From Naked Capitalism comments:
April 21, 2017 at 7:30 am
I have worked in information systems security for 30 years, and I have advised that biometric authentication is a bad technology approach. At the end of the day, the digital representation of your biometric data is just a digital token every bit as match as the magnetic stripe data on your card. The big difference is that if your biometric data is compromised, you cannot be issued new biology. [emphasis added --tm] Every biometric marker can be collected without you even knowing (referred to as “non-cooperative” collection) with simple technologies. Once someone has your biometric data, they can authenticate or digitally sign as you. Further, the general consensus of the movie-watching public is (incorrectly) that biometrics are the strongest authentication method, making it more difficult to repudiate.
Biometrics are a good technology for identification, but not for authentication. [good as in efficient, not as in ethically sound --tm] These two security concepts are often conflated. Identication is basically just your username used to reference who you are, whereas authentication is the method of confirming that an identity is who you think it is. Biometric identifiers add convenience in performing the identity step, but add nothing in terms of security any more than your username or email address alone would.
April 21, 2017 at 8:41 am
Twenty years in IT, over ten in identity management, have allowed me a ring-side seat to this particular circus. We all really want to believe the PowerPoints, but they’ve all fallen short. Most of the discussion has focused on the physical limitations of particular technologies, like the poor quality resolution of past fingerprint scanners, but never reaches the more important practical weaknesses of any single or even two factor concept like that proposed here. As QuarterBack points out, probably the most dangerous aspect of any biometric auth scheme is that the factor (or factors) used cannot be changed (no reissuing as with a new credit account number or digital certificate). Therefore if stolen the only option for the victim is to be forever barred from using that scheme. [emphasis added --tm] And as QB also points out, fingerprints are one of the easiest biometric factors to acquire, without the owner ever knowing about it.

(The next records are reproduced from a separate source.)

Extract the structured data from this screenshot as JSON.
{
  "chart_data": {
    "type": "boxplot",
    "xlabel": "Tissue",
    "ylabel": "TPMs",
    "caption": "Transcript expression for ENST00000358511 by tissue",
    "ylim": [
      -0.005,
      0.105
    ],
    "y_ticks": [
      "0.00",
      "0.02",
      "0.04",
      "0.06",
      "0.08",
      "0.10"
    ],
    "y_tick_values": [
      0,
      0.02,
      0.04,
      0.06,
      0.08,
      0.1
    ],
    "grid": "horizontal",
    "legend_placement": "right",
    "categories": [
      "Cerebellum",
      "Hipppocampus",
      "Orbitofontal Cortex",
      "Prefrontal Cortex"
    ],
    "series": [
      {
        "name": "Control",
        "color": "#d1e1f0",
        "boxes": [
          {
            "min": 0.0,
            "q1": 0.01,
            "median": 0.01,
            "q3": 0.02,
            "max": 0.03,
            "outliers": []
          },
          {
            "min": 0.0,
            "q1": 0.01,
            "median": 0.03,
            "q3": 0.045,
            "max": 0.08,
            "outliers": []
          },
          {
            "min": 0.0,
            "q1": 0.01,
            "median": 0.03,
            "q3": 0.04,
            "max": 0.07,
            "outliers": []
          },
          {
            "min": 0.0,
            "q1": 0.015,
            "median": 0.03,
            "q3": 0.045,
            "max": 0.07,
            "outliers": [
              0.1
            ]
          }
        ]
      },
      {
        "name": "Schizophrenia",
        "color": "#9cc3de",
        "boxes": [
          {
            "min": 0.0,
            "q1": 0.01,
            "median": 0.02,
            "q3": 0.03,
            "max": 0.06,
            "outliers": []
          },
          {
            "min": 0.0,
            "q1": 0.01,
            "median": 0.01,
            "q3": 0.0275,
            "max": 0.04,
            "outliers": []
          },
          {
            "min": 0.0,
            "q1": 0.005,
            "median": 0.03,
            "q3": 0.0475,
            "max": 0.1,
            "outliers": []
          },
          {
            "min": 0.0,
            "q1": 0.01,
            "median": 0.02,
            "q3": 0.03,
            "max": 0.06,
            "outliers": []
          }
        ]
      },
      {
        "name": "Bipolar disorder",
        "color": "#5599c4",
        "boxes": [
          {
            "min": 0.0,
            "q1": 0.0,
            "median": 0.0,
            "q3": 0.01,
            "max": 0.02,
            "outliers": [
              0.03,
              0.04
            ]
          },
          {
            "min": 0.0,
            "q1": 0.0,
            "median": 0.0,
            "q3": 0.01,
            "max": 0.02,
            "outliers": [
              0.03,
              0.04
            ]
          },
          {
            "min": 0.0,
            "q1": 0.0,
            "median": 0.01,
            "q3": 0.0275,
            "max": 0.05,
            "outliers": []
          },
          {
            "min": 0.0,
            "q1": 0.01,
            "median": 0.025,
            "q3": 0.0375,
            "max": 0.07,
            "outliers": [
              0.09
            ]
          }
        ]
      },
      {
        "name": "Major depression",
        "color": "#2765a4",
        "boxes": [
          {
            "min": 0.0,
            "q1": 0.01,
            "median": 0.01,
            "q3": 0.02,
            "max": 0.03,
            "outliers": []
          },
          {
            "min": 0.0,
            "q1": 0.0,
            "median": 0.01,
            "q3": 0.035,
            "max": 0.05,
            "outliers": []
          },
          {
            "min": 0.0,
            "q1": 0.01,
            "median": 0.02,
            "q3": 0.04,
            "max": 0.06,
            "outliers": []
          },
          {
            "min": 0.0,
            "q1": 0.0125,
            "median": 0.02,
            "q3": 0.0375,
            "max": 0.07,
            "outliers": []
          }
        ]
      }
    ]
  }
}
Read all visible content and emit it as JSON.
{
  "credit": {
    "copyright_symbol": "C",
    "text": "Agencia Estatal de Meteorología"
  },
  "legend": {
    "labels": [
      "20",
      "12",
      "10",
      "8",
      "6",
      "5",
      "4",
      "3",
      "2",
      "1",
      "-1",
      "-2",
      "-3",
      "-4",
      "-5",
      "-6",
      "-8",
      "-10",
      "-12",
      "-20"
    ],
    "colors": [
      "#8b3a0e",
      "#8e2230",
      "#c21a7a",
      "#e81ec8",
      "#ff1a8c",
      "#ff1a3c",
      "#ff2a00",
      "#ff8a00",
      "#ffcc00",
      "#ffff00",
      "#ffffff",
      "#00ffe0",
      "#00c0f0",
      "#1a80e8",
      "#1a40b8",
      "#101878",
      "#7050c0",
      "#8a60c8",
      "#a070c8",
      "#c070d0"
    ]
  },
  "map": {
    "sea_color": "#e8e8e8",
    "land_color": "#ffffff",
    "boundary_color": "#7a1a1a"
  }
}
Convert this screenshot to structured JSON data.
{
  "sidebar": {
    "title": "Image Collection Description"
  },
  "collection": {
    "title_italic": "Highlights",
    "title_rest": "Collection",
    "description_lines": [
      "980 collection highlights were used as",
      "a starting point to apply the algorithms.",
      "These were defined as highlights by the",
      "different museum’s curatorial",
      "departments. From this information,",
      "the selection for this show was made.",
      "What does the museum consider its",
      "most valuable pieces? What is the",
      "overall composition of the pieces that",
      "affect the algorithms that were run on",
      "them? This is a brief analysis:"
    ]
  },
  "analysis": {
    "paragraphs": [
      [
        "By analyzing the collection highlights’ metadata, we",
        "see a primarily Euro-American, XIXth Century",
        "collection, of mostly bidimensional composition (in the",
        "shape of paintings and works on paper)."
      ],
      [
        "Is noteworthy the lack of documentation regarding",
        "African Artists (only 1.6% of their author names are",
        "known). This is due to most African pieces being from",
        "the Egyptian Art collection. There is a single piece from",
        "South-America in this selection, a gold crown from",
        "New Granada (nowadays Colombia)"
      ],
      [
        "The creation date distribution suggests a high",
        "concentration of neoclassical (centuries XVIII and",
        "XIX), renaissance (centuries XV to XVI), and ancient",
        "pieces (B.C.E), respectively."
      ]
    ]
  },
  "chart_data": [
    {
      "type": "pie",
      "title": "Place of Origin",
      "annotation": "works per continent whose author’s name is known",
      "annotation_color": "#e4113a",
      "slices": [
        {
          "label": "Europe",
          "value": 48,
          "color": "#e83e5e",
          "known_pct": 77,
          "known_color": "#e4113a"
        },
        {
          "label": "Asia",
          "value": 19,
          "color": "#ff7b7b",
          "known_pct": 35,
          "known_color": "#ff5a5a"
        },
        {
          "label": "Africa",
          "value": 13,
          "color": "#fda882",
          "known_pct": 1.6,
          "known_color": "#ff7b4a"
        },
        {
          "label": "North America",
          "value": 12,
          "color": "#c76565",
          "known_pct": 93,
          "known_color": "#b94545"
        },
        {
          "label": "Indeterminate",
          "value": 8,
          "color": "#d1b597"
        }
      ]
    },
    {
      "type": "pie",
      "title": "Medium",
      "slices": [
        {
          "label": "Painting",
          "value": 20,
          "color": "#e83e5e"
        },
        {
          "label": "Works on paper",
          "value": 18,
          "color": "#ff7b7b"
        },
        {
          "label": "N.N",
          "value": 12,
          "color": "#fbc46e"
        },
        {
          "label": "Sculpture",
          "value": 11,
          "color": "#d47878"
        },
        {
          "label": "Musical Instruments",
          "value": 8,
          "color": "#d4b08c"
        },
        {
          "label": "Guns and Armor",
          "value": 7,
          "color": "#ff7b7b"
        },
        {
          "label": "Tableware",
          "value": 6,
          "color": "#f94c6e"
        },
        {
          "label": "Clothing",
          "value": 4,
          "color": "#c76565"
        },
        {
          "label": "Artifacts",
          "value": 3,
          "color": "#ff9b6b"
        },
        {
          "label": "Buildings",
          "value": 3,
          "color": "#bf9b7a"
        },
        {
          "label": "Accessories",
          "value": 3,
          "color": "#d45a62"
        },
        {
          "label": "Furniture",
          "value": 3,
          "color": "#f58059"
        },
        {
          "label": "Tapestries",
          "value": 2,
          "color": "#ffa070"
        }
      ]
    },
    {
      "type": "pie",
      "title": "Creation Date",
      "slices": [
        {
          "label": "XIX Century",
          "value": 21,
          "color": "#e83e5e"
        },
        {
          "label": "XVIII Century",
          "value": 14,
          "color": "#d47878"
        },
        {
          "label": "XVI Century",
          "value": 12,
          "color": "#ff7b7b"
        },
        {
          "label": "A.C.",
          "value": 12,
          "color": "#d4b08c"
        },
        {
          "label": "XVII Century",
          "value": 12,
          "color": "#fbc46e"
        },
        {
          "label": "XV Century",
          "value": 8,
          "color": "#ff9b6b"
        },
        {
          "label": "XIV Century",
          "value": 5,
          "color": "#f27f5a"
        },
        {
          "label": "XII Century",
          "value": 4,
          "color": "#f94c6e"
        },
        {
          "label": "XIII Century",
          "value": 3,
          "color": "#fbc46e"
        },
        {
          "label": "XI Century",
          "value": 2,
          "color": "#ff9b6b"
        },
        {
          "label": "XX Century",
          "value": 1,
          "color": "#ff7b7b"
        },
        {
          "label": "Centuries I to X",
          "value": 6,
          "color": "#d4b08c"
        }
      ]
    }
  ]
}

In sum, there are a lot of approaches better than this from an identity management point of view. [such as? --tm] Unfortunately fingerprint scanner tech already has (totally unjustified) cache[t] with a credulous public, and can make a lot of money for manufacturers, so it’s almost certain to show up in force over and over. Here’s hoping it doesn’t take off.
April 21, 2017 at 10:18 am
Thanks philnc. BTW, for a real life example of the problem of using non-revocable identification factors for authentication, look no further than the history of using social security numbers for this purpose. In the past, “what is your social security number?” was a common method of authenticating. That did not work out so well, because SSN was too easy to acquire. Also, as many (unfortunately) may know, that when your SSN is compromised, it initiates a cascade of subsequent problems. Even then, in extreme circumstances, you can get a new SSN, but good luck with that. I have to say, that it boggles my mind that many organizations (including banks) still use last-4 of SSN for authentication (someone might steal you SSN, but the last-4 is MUCH more secure?).
Another problem with biometrics for identification, is that unchangeable identifier can be used (by anyone with knowledge of it) to track or monitor you forever. If your identity (say a username or account number) is compromised, you could always get another one. I recommend compartmentalizing identifiers in many cases on a system by system basis. Governments will always have some ability to stitch these separate identifiers together, but you don’t want just any grifter or hedge fund player to be able to monitor you.